The more material key changes are:
- First, the provisions regulating directors' duties are unalterable and apply notwithstanding any provision to the contrary in a company's Memorandum of Incorporation. Therefore, the prior common practice of providing in a company's articles of association that, after disclosure, directors can vote on all conflicted matters, is no longer valid.
- Second, the duties in respect of conflicts of interests apply not only to directors and alternative directors, but also prescribed officers and committee members. A prescribed officer is defined as a person who, despite not being a director, exercises general executive control and management over the whole, or a significant portion, of the business or activities of the relevant company, or who regularly participated to a material degree in such management and control. While we shall, for ease of reference, continue to refer to directors in respect of the duties, such references should be read as including all these relevant persons.

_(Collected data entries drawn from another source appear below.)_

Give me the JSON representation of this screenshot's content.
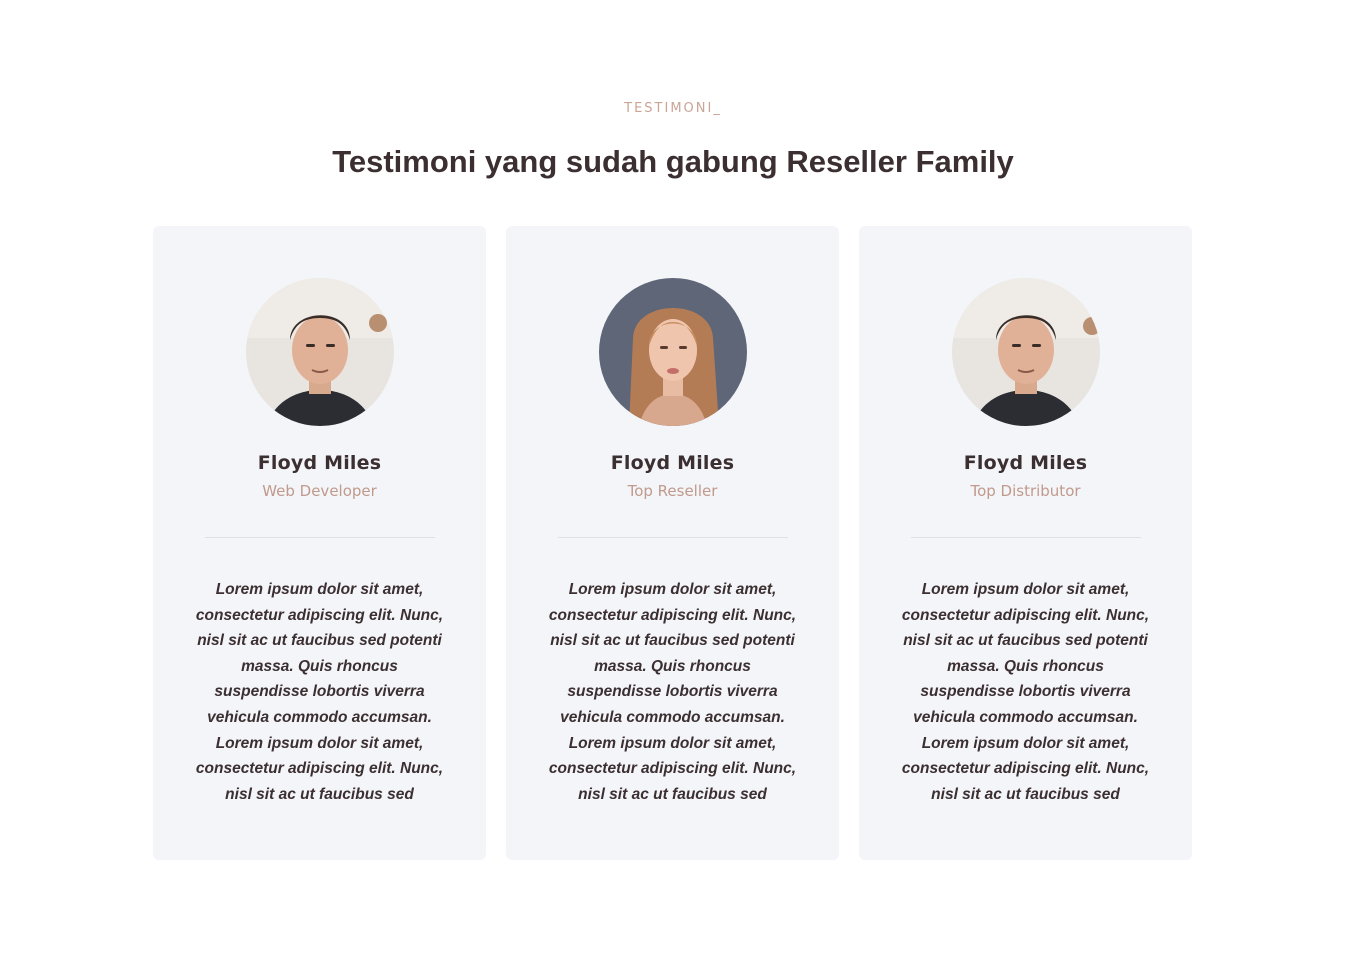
{
  "section": {
    "eyebrow": "TESTIMONI_",
    "title": "Testimoni yang sudah gabung Reseller Family"
  },
  "testimonials": [
    {
      "avatar_icon": "man-portrait",
      "name": "Floyd Miles",
      "role": "Web Developer",
      "quote": "Lorem ipsum dolor sit amet, consectetur adipiscing elit. Nunc, nisl sit ac ut faucibus sed potenti massa. Quis rhoncus suspendisse lobortis viverra vehicula commodo accumsan. Lorem ipsum dolor sit amet, consectetur adipiscing elit. Nunc, nisl sit ac ut faucibus sed"
    },
    {
      "avatar_icon": "woman-portrait",
      "name": "Floyd Miles",
      "role": "Top Reseller",
      "quote": "Lorem ipsum dolor sit amet, consectetur adipiscing elit. Nunc, nisl sit ac ut faucibus sed potenti massa. Quis rhoncus suspendisse lobortis viverra vehicula commodo accumsan. Lorem ipsum dolor sit amet, consectetur adipiscing elit. Nunc, nisl sit ac ut faucibus sed"
    },
    {
      "avatar_icon": "man-portrait",
      "name": "Floyd Miles",
      "role": "Top Distributor",
      "quote": "Lorem ipsum dolor sit amet, consectetur adipiscing elit. Nunc, nisl sit ac ut faucibus sed potenti massa. Quis rhoncus suspendisse lobortis viverra vehicula commodo accumsan. Lorem ipsum dolor sit amet, consectetur adipiscing elit. Nunc, nisl sit ac ut faucibus sed"
    }
  ],
  "colors": {
    "heading": "#3b2f31",
    "accent": "#c09a8c",
    "card_bg": "#f4f5f9"
  }
}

- Third, the duty (including the prohibition against voting) is expanded to apply not only where a director has an interest in a matter, but also where a director knows (after enquiry) that a related person has an interest in a matter. As a result, the enquiry requires consideration of the interests of a wide range of persons and entities related to directors, including other companies in respect of which the relevant persons are also directors.
Essentially the provisions provide that, if a director of a company has a personal financial interest in respect of a matter to be considered at a meeting of the board, or knows that a related person has a personal financial interest in the matter, the director must, amongst other things, disclose the interest and its general nature before the matter is considered at the meeting and, if present at the meeting, must leave the meeting immediately after making the required disclosures and may not vote.

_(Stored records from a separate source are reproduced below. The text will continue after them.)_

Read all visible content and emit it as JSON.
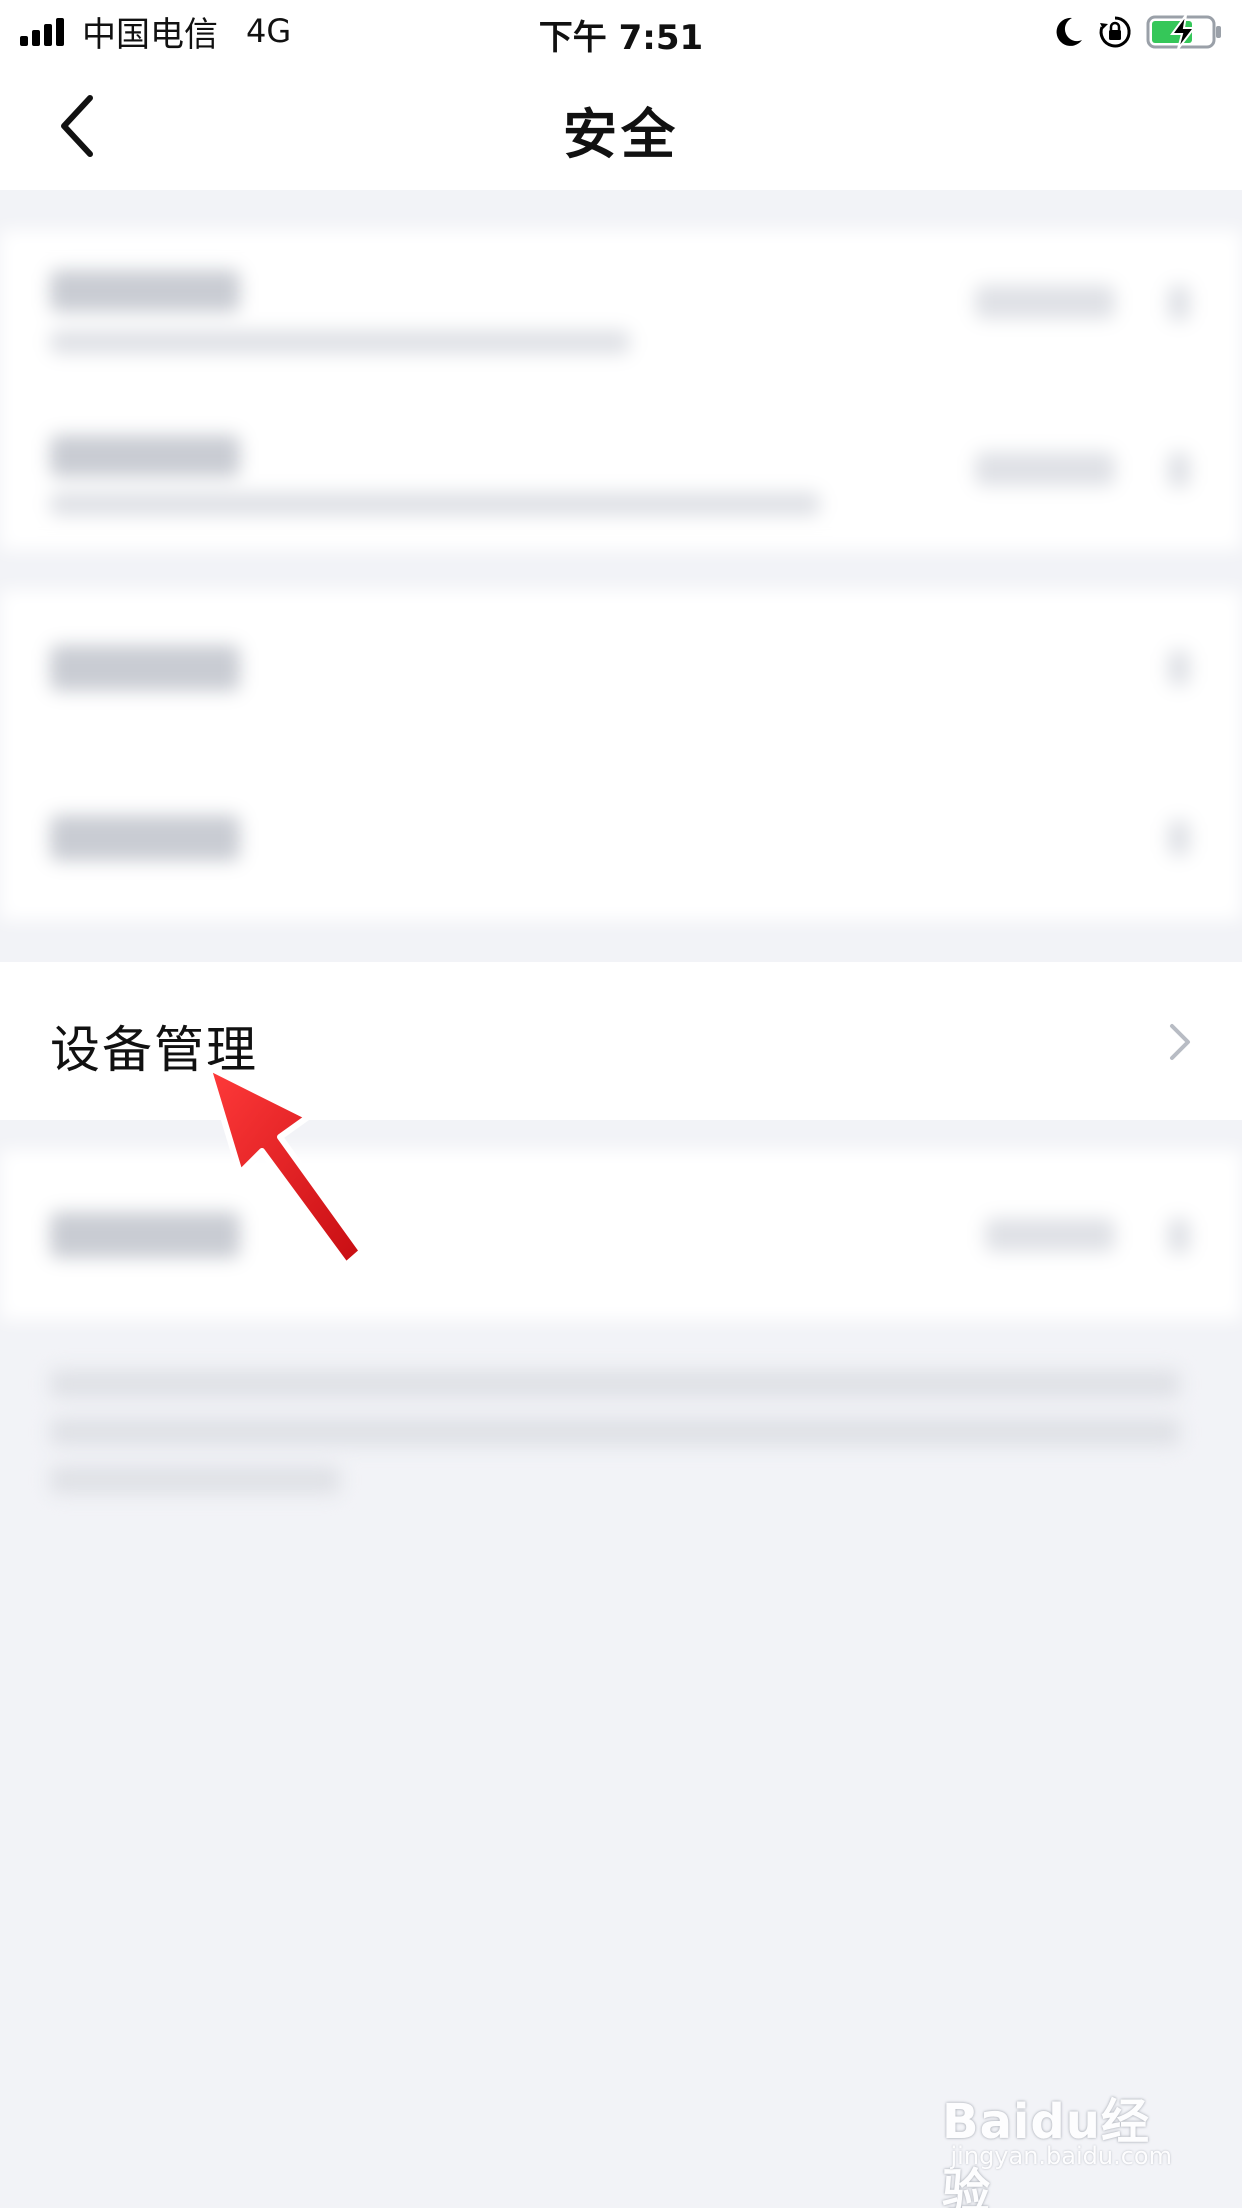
{
  "status_bar": {
    "carrier": "中国电信",
    "network": "4G",
    "time": "下午 7:51"
  },
  "nav": {
    "title": "安全"
  },
  "device_management": {
    "label": "设备管理"
  },
  "watermark": {
    "brand": "Baidu经验",
    "url": "jingyan.baidu.com"
  },
  "colors": {
    "background": "#f2f3f7",
    "surface": "#ffffff",
    "arrow": "#e8161b"
  }
}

As a result of the inclusion of 'related persons' the provisions are wider than first meets the eye and are particularly relevant to inter-group transactions. In regard to natural persons, a natural person is related to their close family (two degrees of consanguinity or affinity) and to controlled juristic persons. In regard to juristic persons, they are related to one another if the one, directly or indirectly, controls the other person or if they are both under "common control" (e.g. all companies in a group of companies with a common holding company are related to one another and to any natural person that controls the holding company). In this context it should be borne in mind that 'control' is very widely defined. Further, in the context of conflicts of interests, the definition of a 'related person' is extended to include a second company of which the director or a related person is also a director, or a close corporation of which the director or a related person is a member. As a result, one has to be alive to such 'common directorships', particularly in relation to inter-group transactions.
It is also important to note that the obligations are ongoing and not limited to board meetings. Directors must not only disclose personal financial interests in respect of matters to be considered at a meeting of the board, but also at any other time when a director acquires a personal financial interest in an agreement or matter in which the company has a material interest or knows that a related person has acquired a personal financial interest in the matter, after the approval of the agreement or matter by the company.
There are a few limited exclusions to the conflict of interest provisions and a company should take appropriate steps to ensure compliance.
The content of this article is intended to provide a general guide to the subject matter. Specialist advice should be sought about your specific circumstances.